Josephus, also called Josephe or Josephes, is the son of Joseph of Arimathea and an early keeper of the Holy Grail in some tellings of the Arthurian legend. He makes appearances in the Quest del Saint Graal section of the Lancelot-Grail cycle, but his story is fully told in the Estoire del Saint Grail (History of the Holy Grail), a prequel section written somewhat later. In the Estoire, he is invested as bishop by an apparition of Jesus with the implication that he was the first to receive his orders. Josephus is considered the primary holy man of the group, which is in contrast with the Lancelot-Grail's major source, Robert de Boron's Joseph d'Arimathie, in which his father is the undisputed leader. This is likely due to the authors' assertion that various great families are descended from Joseph; his virtuous son remains chaste and has no children.
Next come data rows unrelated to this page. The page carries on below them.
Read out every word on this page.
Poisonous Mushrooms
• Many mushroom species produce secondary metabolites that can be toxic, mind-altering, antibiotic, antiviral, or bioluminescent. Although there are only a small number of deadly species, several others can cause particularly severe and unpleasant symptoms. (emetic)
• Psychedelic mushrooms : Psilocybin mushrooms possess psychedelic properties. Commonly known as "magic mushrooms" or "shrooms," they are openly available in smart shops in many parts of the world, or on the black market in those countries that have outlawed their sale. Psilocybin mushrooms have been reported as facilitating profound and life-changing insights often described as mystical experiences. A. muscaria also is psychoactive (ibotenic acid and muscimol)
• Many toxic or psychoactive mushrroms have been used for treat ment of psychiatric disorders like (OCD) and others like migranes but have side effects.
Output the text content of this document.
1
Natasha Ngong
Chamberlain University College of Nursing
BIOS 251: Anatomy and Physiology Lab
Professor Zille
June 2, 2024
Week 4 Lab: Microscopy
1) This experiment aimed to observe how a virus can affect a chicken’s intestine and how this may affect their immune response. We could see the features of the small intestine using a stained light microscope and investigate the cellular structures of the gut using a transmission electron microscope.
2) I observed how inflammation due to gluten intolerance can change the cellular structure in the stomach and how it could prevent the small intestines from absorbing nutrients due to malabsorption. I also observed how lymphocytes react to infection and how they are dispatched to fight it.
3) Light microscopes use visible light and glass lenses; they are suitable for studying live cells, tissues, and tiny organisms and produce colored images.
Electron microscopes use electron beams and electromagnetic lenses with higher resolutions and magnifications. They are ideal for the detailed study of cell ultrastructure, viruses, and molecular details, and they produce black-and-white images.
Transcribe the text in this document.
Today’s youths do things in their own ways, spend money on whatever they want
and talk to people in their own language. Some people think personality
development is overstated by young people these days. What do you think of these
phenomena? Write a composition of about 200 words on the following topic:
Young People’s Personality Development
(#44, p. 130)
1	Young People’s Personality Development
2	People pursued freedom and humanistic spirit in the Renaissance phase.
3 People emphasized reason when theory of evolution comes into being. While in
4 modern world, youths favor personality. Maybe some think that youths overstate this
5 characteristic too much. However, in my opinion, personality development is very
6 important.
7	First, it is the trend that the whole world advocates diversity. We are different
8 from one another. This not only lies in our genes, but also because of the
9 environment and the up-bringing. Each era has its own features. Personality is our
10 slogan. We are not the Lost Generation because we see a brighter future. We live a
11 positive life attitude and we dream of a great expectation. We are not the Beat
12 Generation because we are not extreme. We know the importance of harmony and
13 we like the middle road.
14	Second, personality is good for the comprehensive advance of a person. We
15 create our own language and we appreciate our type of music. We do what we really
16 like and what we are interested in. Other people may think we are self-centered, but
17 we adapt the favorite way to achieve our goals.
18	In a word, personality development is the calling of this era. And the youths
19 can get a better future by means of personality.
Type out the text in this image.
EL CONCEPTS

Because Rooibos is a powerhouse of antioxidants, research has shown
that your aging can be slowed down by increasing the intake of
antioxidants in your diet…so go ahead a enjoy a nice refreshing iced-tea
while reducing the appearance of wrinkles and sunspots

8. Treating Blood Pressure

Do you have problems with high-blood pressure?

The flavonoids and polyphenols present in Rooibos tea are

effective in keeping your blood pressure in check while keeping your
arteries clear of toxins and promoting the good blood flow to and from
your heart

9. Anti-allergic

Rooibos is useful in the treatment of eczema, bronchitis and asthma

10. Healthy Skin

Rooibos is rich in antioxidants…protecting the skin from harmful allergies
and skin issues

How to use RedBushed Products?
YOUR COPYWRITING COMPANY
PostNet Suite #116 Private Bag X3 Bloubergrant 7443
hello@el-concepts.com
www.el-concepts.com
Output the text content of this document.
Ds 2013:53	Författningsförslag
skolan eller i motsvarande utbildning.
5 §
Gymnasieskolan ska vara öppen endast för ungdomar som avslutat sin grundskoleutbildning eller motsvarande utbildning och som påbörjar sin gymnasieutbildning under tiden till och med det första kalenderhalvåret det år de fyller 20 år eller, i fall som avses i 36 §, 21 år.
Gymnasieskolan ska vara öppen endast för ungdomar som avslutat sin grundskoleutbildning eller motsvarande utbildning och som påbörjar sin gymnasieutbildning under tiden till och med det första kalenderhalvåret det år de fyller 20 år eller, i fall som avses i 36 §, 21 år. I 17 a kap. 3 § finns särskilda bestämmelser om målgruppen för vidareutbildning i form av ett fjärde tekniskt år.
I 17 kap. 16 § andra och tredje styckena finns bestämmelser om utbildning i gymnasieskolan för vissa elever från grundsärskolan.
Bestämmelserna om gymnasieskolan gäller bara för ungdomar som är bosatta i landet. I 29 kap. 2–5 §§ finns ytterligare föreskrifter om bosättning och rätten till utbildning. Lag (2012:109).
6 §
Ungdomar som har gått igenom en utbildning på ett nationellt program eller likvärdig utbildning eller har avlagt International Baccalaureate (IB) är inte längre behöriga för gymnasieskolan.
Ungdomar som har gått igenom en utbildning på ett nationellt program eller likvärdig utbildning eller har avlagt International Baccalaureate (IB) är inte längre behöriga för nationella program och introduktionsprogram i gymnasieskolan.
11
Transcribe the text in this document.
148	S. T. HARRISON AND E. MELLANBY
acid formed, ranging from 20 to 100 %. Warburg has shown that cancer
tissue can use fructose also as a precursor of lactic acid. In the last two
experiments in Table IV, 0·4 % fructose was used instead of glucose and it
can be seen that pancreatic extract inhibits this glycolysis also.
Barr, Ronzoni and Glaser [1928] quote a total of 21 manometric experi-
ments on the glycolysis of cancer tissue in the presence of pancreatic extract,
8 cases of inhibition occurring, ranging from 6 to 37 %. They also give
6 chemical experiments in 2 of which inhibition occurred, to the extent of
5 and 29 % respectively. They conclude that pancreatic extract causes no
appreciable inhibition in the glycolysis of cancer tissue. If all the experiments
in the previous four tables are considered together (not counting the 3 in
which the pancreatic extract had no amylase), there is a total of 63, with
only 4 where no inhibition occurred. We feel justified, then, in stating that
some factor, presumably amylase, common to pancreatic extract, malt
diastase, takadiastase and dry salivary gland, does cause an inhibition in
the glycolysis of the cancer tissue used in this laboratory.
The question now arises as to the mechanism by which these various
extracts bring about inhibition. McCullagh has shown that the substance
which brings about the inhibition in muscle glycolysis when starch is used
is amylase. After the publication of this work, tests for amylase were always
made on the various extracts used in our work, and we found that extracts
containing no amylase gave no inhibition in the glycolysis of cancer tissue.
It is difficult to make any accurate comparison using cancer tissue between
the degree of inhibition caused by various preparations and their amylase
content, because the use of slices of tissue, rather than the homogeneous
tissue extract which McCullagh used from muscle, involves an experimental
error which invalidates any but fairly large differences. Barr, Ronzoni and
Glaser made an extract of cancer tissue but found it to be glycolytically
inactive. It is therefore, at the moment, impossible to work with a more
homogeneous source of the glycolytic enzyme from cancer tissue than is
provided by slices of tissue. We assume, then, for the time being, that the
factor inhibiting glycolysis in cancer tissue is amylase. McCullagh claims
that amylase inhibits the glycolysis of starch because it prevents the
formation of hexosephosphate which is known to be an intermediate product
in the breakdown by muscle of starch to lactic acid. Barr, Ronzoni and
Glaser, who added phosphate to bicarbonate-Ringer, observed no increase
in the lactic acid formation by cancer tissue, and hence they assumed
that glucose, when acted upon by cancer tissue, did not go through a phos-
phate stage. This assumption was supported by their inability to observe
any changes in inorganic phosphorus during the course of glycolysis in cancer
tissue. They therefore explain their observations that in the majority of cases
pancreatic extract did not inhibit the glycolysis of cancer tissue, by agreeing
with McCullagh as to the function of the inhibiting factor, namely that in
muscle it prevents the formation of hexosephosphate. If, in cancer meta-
When Joseph's followers reach Britain, Josephus becomes the island's spiritual leader while his brother Galahad (ancestor to the more famous knight Galahad) takes charge of the secular duties. Before he dies, Josephus passes the Grail to his nephew Alan and announces the quest for the object that will eventually preoccupy King Arthur and his court.

Josephus was not a popular character with later authors. This is partially due to confusion between his and his father's names, which occurs even in some manuscripts of the Lancelot-Grail. Most subsequent writers preferred Joseph's earlier role as Britain's first evangelizer, and some, for instance Thomas Malory, apply some of Josephus' actions from the Estoire to Joseph.